If you think you are being emotionally abused, here are some things you can do right away to start taking back control of your life:
Talk to someone you trust. Let them know what is going on. This will help put your situation in perspective. Understand that the abuse is not your fault. Regardless of what you have been led to believe, your partner is solely responsible for the abusive behavior. Realize that you are unlikely to be able to change your partner’s behavior, but you can do a lot about how you react or respond to that behavior. Take responsibility for allowing the situation to happen to you and start taking steps to reclaim your freedom, one step at a time.
By staying in an emotionally abusive relationship, you are telling your partner that it is okay. For those who don’t want to talk because they fear causing waves, peace at any cost is simply allowing your partner to continue on a destructive path.
It takes a lot of courage to take the first step to regain control of your life. When you feel the time is right, you will find that inner strength to make the necessary changes in your life to stop the abuse. Remember, you don’t have to do it alone. Get help. Recognition and acknowledgment of what is happening is only the first step. Emotional abuse is complex and deep seated, and answers and solutions take time and patience to arrive at.
There are many ways to find help. If you google the words “emotional abuse” Prayed “emotionally abusive relationshipsYou’ll find hundreds, if not thousands, of links to articles, books, advice and information on the many faces of emotional abuse and emotionally abusive relationships. If you don’t have access to a computer, join the library – they have a great self-help section .

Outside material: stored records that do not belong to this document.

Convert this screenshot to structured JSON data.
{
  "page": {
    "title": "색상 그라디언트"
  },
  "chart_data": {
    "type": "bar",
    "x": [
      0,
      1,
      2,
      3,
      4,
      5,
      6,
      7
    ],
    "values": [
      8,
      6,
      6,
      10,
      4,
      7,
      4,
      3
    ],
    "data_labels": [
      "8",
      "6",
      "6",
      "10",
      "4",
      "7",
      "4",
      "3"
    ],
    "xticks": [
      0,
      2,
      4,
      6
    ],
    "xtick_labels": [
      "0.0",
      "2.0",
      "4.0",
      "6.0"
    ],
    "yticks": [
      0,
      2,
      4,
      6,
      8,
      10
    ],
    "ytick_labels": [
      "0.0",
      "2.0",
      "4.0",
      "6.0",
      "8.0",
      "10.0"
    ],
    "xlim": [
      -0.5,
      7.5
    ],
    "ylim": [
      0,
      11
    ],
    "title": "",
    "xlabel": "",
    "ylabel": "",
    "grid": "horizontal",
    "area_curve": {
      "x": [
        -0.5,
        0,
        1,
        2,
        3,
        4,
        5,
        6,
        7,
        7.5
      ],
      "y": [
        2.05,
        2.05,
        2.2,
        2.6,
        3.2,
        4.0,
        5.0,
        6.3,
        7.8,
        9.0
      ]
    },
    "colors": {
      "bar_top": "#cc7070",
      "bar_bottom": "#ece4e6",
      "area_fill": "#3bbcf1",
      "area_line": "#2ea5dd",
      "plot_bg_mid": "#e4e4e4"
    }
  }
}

Many, many strong, intelligent and self-confident people, normally so resolute in other areas of their lives, have been and continue to be in situations similar to the one you are in now. It may have taken them a long time to realize they were in an unhealthy relationship, or it may have become apparent very quickly. They choose to stay in those relationships for a variety of reasons; fear of leaving, doubts about whether they are really in an unhealthy relationship, embarrassment that they have to admit what is happening or maybe they love their partner, so they continue to put up with unacceptable behaviors.
The first step in regaining control of your life is recognize that emotional abuse is real. The second step is to understand that you don’t have to dismiss the feelings you have of isolation, degradation, or manipulation. It’s not personal paranoia or, in fact, it’s blown out of proportion.. It’s real, but you can stop today.
Tony Robbins put it so aptly: If you don’t set a basic standard of what you will accept in life, you’ll find it easy to fall into behaviors and attitudes or a quality of life that falls far short of what you deserve.
When will you draw your line in the sand?